10.22.2018

Behavioral Health is at Risk from Question 1

Behavioral beds will close if Question 1 passes and there are not enough RNs available to fulfill the staffing mandates contained in the ballot question. Those were the conclusions voiced by behavioral health experts at a media event held last Thursday at Franciscan Children’s Hospital in Brighton.

But a more disturbing fact that the experts voiced focused on how patients at risk would be affected by the massive disruption to the behavioral health system.

Michael Botticelli, executive director of the Grayken Center for Addiction at Boston Medical Center, said while the state has made the effort to expand treatment services, it has faced difficulty in finding nurses to fill needed posts within those services.

As a result, Botticelli said, “Question 1 could have significant consequences  in creating longer waiting lists for treatment, fewer admissions for people seeking treatment and most consequently program closures … We know that given the significant overdose risk for people in the commonwealth that we will only exacerbate our overdose death problem.”

Botticelli served as Director of National Drug Control Policy at the White House under President Obama.
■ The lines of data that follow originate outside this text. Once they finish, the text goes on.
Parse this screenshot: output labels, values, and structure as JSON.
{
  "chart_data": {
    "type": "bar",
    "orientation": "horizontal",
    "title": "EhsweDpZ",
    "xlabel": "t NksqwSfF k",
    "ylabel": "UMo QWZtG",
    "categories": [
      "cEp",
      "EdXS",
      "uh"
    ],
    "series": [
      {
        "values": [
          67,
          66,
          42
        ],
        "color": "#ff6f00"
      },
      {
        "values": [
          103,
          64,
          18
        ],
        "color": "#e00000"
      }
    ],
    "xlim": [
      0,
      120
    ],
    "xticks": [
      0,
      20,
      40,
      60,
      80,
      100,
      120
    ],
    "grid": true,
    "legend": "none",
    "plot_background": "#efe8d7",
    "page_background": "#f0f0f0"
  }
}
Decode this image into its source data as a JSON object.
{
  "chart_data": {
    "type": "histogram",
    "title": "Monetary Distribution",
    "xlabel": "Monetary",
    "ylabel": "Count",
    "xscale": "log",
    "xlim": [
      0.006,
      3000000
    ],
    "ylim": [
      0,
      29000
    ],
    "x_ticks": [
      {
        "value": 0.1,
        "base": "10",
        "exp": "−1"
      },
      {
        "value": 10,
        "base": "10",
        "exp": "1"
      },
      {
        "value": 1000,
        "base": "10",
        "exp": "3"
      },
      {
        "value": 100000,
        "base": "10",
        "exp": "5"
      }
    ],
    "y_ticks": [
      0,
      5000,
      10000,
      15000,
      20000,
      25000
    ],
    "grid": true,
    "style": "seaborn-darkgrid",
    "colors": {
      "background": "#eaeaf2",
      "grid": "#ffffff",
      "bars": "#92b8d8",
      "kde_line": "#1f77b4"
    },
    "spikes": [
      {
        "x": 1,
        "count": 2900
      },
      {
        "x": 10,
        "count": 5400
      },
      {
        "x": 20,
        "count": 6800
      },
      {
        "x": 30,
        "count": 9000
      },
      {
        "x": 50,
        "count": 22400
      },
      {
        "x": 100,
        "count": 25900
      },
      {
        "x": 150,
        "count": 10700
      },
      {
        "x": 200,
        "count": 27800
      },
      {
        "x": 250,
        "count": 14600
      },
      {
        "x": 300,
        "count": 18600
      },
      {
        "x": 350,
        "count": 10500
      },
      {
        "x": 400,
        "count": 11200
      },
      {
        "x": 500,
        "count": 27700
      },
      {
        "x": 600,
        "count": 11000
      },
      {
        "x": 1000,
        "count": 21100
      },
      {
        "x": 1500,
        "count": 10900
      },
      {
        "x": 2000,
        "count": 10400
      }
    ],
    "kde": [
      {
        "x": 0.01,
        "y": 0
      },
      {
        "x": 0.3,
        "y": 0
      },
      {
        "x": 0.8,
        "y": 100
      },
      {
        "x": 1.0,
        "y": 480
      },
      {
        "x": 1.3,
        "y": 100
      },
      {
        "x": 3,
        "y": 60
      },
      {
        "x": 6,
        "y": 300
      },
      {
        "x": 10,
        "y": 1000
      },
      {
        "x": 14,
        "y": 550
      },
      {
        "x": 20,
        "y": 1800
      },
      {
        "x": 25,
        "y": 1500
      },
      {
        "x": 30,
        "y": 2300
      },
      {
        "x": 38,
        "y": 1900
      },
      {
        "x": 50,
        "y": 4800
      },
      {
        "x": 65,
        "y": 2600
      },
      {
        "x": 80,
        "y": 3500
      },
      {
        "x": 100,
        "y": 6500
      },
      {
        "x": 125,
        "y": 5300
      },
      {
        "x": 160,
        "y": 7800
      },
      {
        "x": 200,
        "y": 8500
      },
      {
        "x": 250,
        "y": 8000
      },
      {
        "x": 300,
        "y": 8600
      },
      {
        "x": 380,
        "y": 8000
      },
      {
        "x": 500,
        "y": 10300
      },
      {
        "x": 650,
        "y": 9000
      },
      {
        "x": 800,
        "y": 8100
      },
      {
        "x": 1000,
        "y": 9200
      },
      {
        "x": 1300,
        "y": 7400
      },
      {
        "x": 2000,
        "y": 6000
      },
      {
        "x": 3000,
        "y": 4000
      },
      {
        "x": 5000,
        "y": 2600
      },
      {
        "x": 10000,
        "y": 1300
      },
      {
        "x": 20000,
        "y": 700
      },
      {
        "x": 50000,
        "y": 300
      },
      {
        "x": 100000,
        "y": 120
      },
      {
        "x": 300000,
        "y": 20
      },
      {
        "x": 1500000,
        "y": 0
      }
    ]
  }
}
Aimee Carew-Lyons, Chief Operating Officer & Chief Nursing Officer at Franciscan, said Question 1 would most likely result in the closure of one-third of the facility’s beds, thereby denying treatment for hundreds of at-risk kids.

Also decrying Question 1 were Vic DiGravio, President & CEO, Association for Behavioral Health; Barbara Green, Medical Director, Youth Health Connection, and  Co-Founder, Center for Integrative Counseling & Wellness; and Joanne Grady-Savard, Executive Director, Cole Resource Center.